2. Sample Size Used for the Test Set and Data Provenance

This information is not provided. The document discusses "software qualification" and compliance with standards, but no details on specific test sets (sample size, country of origin, retrospective/prospective nature) are given.

3. Number of Experts Used to Establish Ground Truth for the Test Set and Qualifications of Those Experts

This information is not provided. As no specific test set or clinical study is detailed, the method for establishing ground truth and the experts involved are not mentioned.

4. Adjudication Method for the Test Set

This information is not provided.

5. If a Multi-Reader Multi-Case (MRMC) Comparative Effectiveness Study was done

No, a MRMC comparative effectiveness study is not mentioned. The document focuses on the device's technical capabilities and its substantial equivalence to predicate devices, and that it facilitates physician analysis, but not how it improves human reader performance. In fact, it explicitly states: "The system does not... analyze data acquired during an EP procedure."

6. If a Standalone (i.e. algorithm only without human-in-the-loop performance) was done

Yes, in essence, standalone testing of hardware and software was performed, though not in the context of an algorithm's diagnostic performance. The document states: "Software qualification is performed in-house on the system with results that meet acceptance criteria" and "All equipment pertaining to the LabSystem is tested and certified to meet the following national and international safety standards." These tests would be assessing the device's functionality and safety independently.

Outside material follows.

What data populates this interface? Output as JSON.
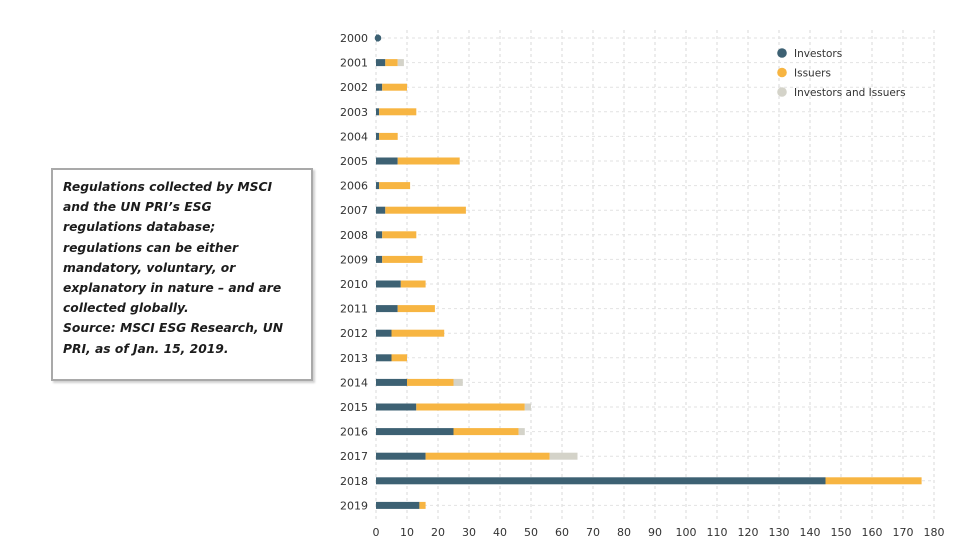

7. The Type of Ground Truth Used

The concept of a "ground truth" in the clinical diagnostic sense (e.g., pathology, outcomes data) is not applicable or mentioned in this submission. The "ground truth" here would relate to the correct functioning of the hardware and software according to design specifications and regulatory standards. For example, testing current leakage (EN60601-1:1990) would have a known "ground truth" value for acceptable leakage.

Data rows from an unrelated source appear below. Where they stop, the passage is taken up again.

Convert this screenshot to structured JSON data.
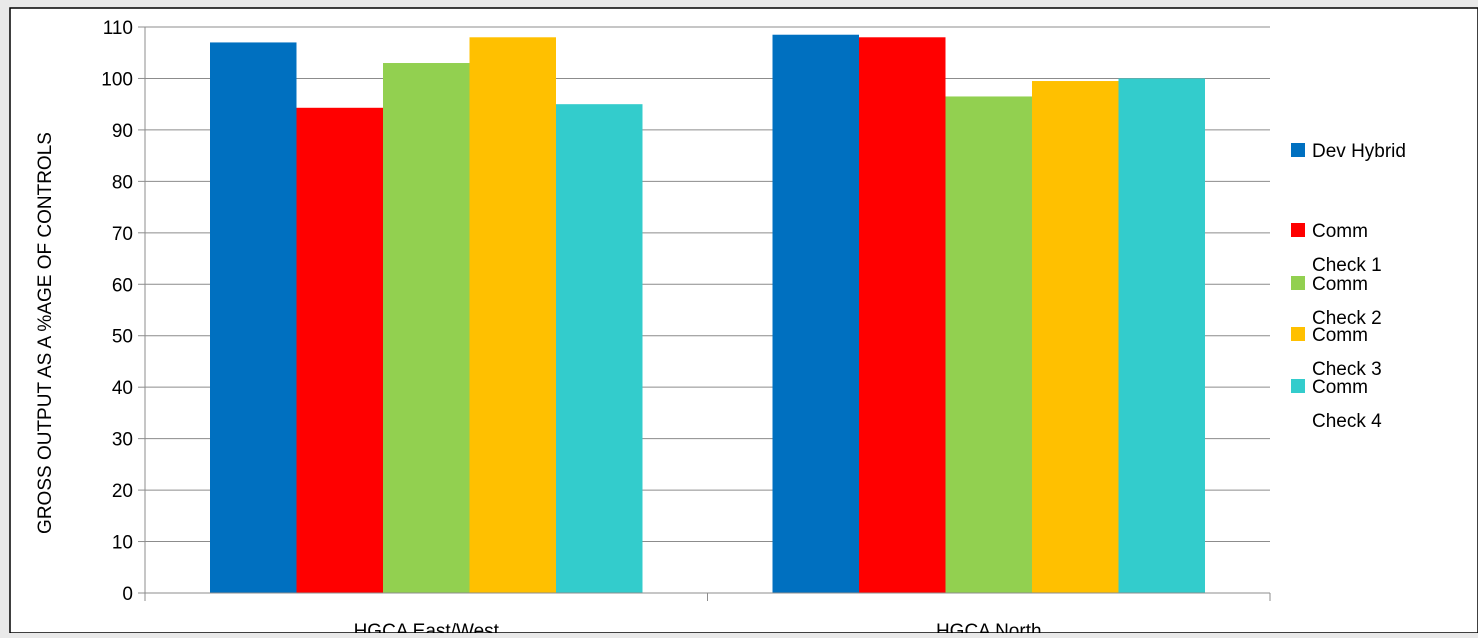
{
  "chart_data": {
    "type": "bar",
    "title": "",
    "xlabel": "",
    "ylabel": "GROSS OUTPUT AS A %AGE OF CONTROLS",
    "ylim": [
      0,
      110
    ],
    "yticks": [
      0,
      10,
      20,
      30,
      40,
      50,
      60,
      70,
      80,
      90,
      100,
      110
    ],
    "grid": true,
    "legend_position": "right",
    "categories": [
      "HGCA East/West",
      "HGCA North"
    ],
    "series": [
      {
        "name": "Dev Hybrid",
        "legend_lines": [
          "Dev Hybrid"
        ],
        "color": "#0070C0",
        "values": [
          107,
          108.5
        ]
      },
      {
        "name": "Comm Check 1",
        "legend_lines": [
          "Comm",
          "Check 1"
        ],
        "color": "#FF0000",
        "values": [
          94.3,
          108
        ]
      },
      {
        "name": "Comm Check 2",
        "legend_lines": [
          "Comm",
          "Check 2"
        ],
        "color": "#92D050",
        "values": [
          103,
          96.5
        ]
      },
      {
        "name": "Comm Check 3",
        "legend_lines": [
          "Comm",
          "Check 3"
        ],
        "color": "#FFC000",
        "values": [
          108,
          99.5
        ]
      },
      {
        "name": "Comm Check 4",
        "legend_lines": [
          "Comm",
          "Check 4"
        ],
        "color": "#33CCCC",
        "values": [
          95,
          100
        ]
      }
    ]
  }
}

8. The Sample Size for the Training Set

This information is not provided. The device is a data acquisition and display system, not a machine learning model that would typically have a "training set" in the modern AI sense.

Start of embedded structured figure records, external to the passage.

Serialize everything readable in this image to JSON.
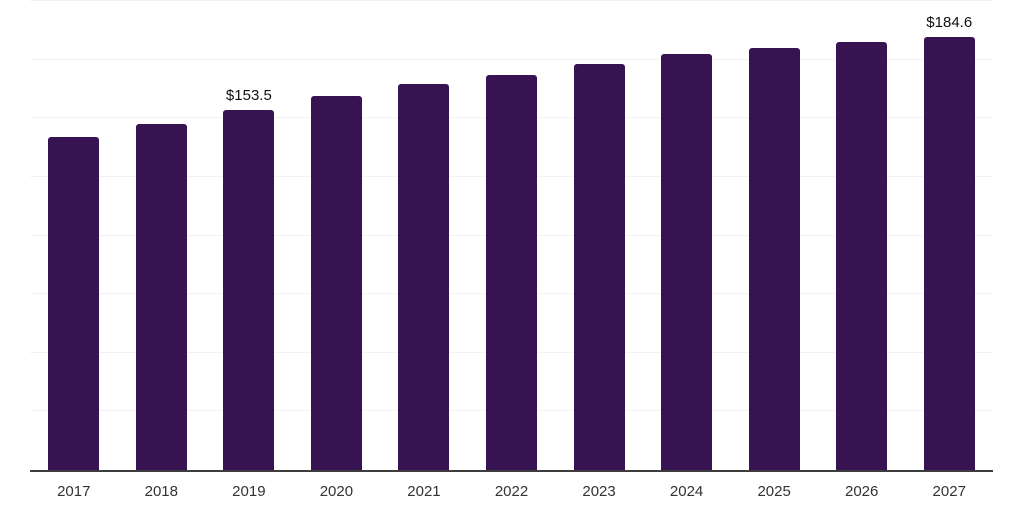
{
  "chart_data": {
    "type": "bar",
    "categories": [
      "2017",
      "2018",
      "2019",
      "2020",
      "2021",
      "2022",
      "2023",
      "2024",
      "2025",
      "2026",
      "2027"
    ],
    "values": [
      142.1,
      147.5,
      153.5,
      159.4,
      164.6,
      168.4,
      173.1,
      177.4,
      180.1,
      182.5,
      184.6
    ],
    "data_labels": [
      {
        "category": "2019",
        "text": "$153.5"
      },
      {
        "category": "2027",
        "text": "$184.6"
      }
    ],
    "title": "",
    "xlabel": "",
    "ylabel": "",
    "ylim": [
      0,
      200
    ],
    "grid_step": 25,
    "grid": true,
    "legend": "none",
    "colors": {
      "bar": "#381352",
      "gridline": "#f2f2f4",
      "axis_line": "#3d3d3d",
      "tick_label": "#333333",
      "data_label": "#111111",
      "background": "#ffffff"
    }
  }
}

9. How the Ground Truth for the Training Set was Established

This information is not provided and is not applicable for this type of device.

Summary of the Study that Proves the Device Meets Acceptance Criteria (as described in the document):

The "study" described is primarily focused on compliance with established standards and internal "software qualification" processes, rather than a clinical performance study with defined acceptance criteria and a test set.

• Non-Clinical Tests: The document lists several IEEE and EN standards related to electrical medical devices, software quality assurance, test documentation, verification & validation, and requirements specifications. It also mentions EN standards for EMC and patient leakage current.
• Methodology: "Software qualification is performed in-house on the system with results that meet acceptance criteria, thus confirming the safety and effectiveness of each functional aspect of the LabSystem III." This suggests internal testing against design specifications and regulatory requirements.
• Basis for Approval: The FDA's 510(k) clearance is based on a determination of substantial equivalence to predicate devices. This means that the FDA found the LabSystem III to be as safe and effective as other similar devices already on the market, despite specific modifications made to the hardware and software. The argumentation is that "These modifications do not raise new issues of safety and effectiveness."

In conclusion, this 510(k) summary provides evidence of compliance with safety and software standards and a comparison to a predicate device to establish substantial equivalence for a data acquisition system. It does not detail a clinical performance study with specific acceptance criteria, test set sizes, expert ground truth, or adjudication methods in the way a diagnostic AI device submission might.